Thanks for providing an easy-to-reply-to post. First, two comments for
@Boomer19:
1) your example scenario is way too complicated to reply to.
2) the DTCC only gives new shares in the amount of 400 and 800, not the 500 and 1000 you said.
Back to
@Steve m:
I don't think you are correct about not needing to provide shares until the position is closed. The broker who borrowed the shares from the guy in the first place is on the hook to make sure he is, and remains, whole. The broker does this by ensuring that she (Susan) is able to return the shares when necessary, which can be for a number of reasons: (1) the lender (Len) sells his (borrowed) shares, (2) Susan closes her position, (3) the value of the shares increases past Susan's margin limits. (There may be other reasons.)
Hypothetically, Tesla announces on battery day that batteries are no longer necessary, they have a working Mr. Fusion. Stock goes from $420 up to $10,000. Now Susan, who has only ever borrowed one share, needs to return $50,000 worth of shares. If she can't, the broker has to instead, and they don't want to be in this situation. So,
at the time of the split being effective, the broker would have borrowed the extra shares on Susan's behalf. Susan doesn't notice; before the split, she had borrowed $2,100 worth of one share, and after the split she has borrowed $2,100 worth of 5 shares @$420. So, no margin call or anything at that time. Now when Mr. Fusion comes along, the broker just takes everything they can get their hands on of Susan's, until they can satisfy her debt (or they assume the part she can't cover). Edit: meant to stress here that at least they have the shares to return to Len, because they were already borrowed. This prevents contributing to a short squeeze over and above the margin calls. End Edit.

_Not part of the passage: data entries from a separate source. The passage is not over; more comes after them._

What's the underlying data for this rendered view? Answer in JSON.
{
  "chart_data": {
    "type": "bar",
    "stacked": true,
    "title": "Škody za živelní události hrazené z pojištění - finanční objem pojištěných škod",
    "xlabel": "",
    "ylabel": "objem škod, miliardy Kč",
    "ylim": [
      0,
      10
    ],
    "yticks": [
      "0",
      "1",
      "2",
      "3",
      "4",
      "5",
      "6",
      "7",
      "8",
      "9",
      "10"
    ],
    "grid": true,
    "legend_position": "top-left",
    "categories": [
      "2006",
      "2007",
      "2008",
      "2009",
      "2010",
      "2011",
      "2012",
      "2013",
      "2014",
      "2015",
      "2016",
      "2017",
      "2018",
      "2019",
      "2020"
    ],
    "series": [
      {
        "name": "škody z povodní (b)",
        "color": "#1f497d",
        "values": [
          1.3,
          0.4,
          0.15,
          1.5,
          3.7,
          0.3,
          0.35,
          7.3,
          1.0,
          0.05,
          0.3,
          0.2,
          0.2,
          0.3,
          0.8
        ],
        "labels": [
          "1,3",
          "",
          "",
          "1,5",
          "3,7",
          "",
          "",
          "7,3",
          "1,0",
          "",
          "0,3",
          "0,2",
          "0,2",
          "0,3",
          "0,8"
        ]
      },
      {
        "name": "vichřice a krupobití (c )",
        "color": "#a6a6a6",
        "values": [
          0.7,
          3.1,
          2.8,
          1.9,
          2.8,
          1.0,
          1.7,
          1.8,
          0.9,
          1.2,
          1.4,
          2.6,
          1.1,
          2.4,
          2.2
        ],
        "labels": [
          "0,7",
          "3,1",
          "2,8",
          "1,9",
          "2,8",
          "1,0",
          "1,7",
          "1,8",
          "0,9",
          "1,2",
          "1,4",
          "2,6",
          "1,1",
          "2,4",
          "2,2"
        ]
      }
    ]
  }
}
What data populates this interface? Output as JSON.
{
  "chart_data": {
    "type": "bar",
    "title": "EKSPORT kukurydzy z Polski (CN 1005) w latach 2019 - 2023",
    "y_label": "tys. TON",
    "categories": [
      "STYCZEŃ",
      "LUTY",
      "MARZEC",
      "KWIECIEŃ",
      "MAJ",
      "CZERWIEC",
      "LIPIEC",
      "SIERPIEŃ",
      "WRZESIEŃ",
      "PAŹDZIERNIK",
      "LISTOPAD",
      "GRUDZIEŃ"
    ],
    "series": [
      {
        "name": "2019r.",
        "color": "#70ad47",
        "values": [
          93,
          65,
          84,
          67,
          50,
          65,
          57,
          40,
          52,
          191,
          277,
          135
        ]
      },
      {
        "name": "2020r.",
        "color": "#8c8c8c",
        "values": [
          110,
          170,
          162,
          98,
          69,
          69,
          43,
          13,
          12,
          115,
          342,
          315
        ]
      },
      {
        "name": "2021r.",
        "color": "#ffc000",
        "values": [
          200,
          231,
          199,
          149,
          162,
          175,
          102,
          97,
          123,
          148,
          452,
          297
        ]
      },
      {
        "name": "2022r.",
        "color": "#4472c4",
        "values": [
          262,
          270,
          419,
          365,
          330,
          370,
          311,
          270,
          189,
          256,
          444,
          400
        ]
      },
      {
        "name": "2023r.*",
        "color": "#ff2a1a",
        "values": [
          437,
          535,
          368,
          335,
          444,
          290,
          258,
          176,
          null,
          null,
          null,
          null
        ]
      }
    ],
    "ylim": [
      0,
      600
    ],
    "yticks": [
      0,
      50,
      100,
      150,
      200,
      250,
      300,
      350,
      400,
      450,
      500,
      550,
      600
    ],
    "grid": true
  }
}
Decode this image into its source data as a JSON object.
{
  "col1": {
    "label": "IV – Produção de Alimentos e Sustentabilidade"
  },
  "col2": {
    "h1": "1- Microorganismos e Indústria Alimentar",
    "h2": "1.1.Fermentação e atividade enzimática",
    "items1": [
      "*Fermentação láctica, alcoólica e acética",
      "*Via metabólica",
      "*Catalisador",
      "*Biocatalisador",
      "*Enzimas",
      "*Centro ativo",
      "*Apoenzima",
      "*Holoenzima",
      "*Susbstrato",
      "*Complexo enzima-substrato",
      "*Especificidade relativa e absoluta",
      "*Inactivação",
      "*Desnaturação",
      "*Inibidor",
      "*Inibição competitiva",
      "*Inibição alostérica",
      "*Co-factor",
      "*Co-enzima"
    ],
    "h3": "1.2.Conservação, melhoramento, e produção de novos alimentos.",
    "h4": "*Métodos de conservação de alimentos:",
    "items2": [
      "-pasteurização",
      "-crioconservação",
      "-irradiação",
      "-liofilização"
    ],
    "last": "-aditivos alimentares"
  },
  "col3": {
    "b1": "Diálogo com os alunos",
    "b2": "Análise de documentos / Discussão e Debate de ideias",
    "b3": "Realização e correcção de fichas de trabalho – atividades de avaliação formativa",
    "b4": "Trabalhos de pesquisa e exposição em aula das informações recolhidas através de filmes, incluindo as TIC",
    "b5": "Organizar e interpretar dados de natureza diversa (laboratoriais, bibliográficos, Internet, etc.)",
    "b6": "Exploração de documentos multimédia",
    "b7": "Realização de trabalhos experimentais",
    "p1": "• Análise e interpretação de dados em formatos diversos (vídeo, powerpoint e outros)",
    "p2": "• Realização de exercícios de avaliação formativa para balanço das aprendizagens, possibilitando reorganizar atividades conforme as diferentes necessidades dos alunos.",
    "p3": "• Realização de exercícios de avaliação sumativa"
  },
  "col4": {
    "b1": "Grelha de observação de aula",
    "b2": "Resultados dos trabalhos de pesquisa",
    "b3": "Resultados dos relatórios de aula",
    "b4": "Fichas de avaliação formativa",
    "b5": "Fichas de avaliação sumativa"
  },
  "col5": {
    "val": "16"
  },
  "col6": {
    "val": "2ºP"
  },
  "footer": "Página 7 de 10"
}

Of course the hypothetical is ridiculous, unless it isn't, but the reality is that TSLA could easily climb 100% in a couple of weeks, and there is no way that the broker would assume responsibility for that situation. As I said, they address it by borrowing on Susan's behalf at the time of the split, not later when it becomes necessary. They can do this, because it's part of the agreement Susan signed when she applied for permission to trade on margin and sell short.